Should tax dollars fund political scientists?
The Republicans want to eliminate grants from the National Science Foundation for political scientists, and the poly sci professors are in an uproar.
But one political scientist writing in the New York Times points out why this is an excellent idea:
It's an open secret in my discipline: in terms of accurate political predictions (the field's benchmark for what counts as science), my colleagues have failed spectacularly and wasted colossal amounts of time and money. The most obvious example may be political scientists' insistence, during the cold war, that the Soviet Union would persist as a nuclear threat to the United States. In 1993, in the journal International Security, for example, the cold war historian John Lewis Gaddis wrote that the demise of the Soviet Union was "of such importance that no approach to the study of international relations claiming both foresight and competence should have failed to see it coming." And yet, he noted, "None actually did so." Careers were made, prizes awarded and millions of research dollars distributed to international relations experts, even though Nancy Reagan's astrologer may have had superior forecasting skills.
Political prognosticators fare just as poorly on domestic politics. In a peer-reviewed journal, the political scientist Morris P. Fiorina wrote that "we seem to have settled into a persistent pattern of divided government" - of Republican presidents and Democratic Congresses. Professor Fiorina's ideas, which synced nicely with the conventional wisdom at the time, appeared in an article in 1992 - just before the Democrat Bill Clinton's presidential victory and the Republican 1994 takeover of the House.
One could make similar claims about sociology, economics, history, and probably climate science. They never get it right. Predictive models are useless. Hundreds of millions of dollars go to funding these baseless conclusions and it's high time a thorough review got underway to ascertain the true value of these grants.
Political scienitsts would seem to be a logical first cut:
Alas, little has changed. Did any prominent N.S.F.-financed researchers predict that an organization like Al Qaeda would change global and domestic politics for at least a generation? Nope. Or that the Arab Spring would overthrow leaders in Egypt, Libya and Tunisia? No, again. What about proposals for research into questions that might favor Democratic politics and that political scientists seeking N.S.F. financing do not ask - perhaps, one colleague suggests, because N.S.F. program officers discourage them? Why are my colleagues kowtowing to Congress for research money that comes with ideological strings attached?

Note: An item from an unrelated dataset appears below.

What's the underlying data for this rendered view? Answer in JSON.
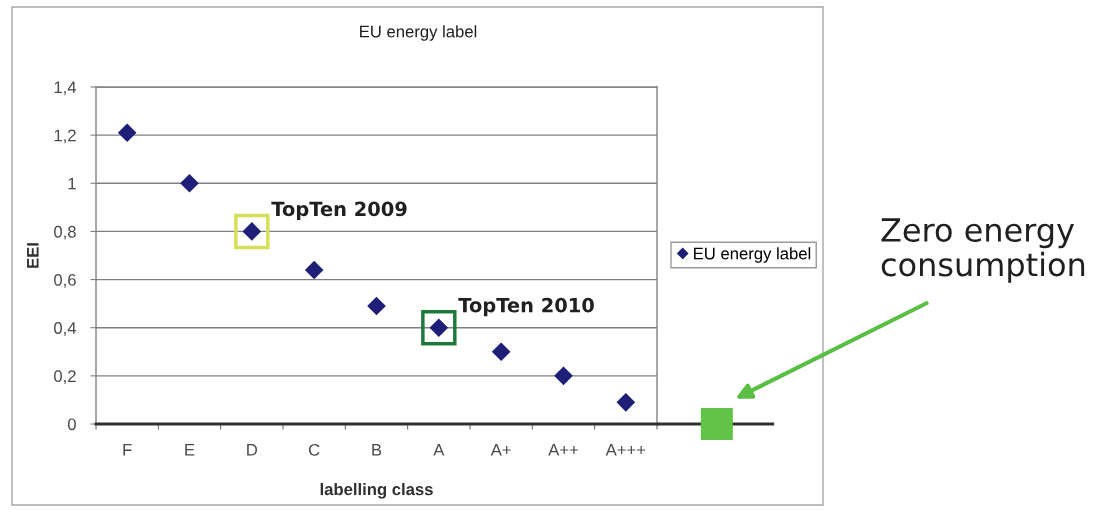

The political scientist Ted Hopf wrote in a 1993 article that experts failed to anticipate the Soviet Union's collapse largely because the military establishment played such a big role in setting the government's financing priorities. "Directed by this logic of the cold war, research dollars flowed from private foundations, government agencies and military individual bureaucracies." Now, nearly 20 years later, the A.P.S.A. Web site trumpets my colleagues' collaboration with the government, "most notably in the area of defense," as a reason to retain political science N.S.F. financing.
Imagine going through the $3.7 trillion federal budget and culling out these surveys, studies, and "grants to nowhere" that do nothing to advance our knowledge or allow the government to act more intelligently or efficiently in its planning? I am not advocating a total cutoff. Clearly, there are some areas - education comes to mind - where compiling statistics and other data is of great value. There may also be merit in many defense department surveys that tell us what we might need down the road in the way of weapons and policy.
But a better effort is needed in order to trim the fat. I imagine we could save billions if we truly got serious about cutting out the Mickey Mouse academic exercises and stuck with getting the information and statistics we need to run the government.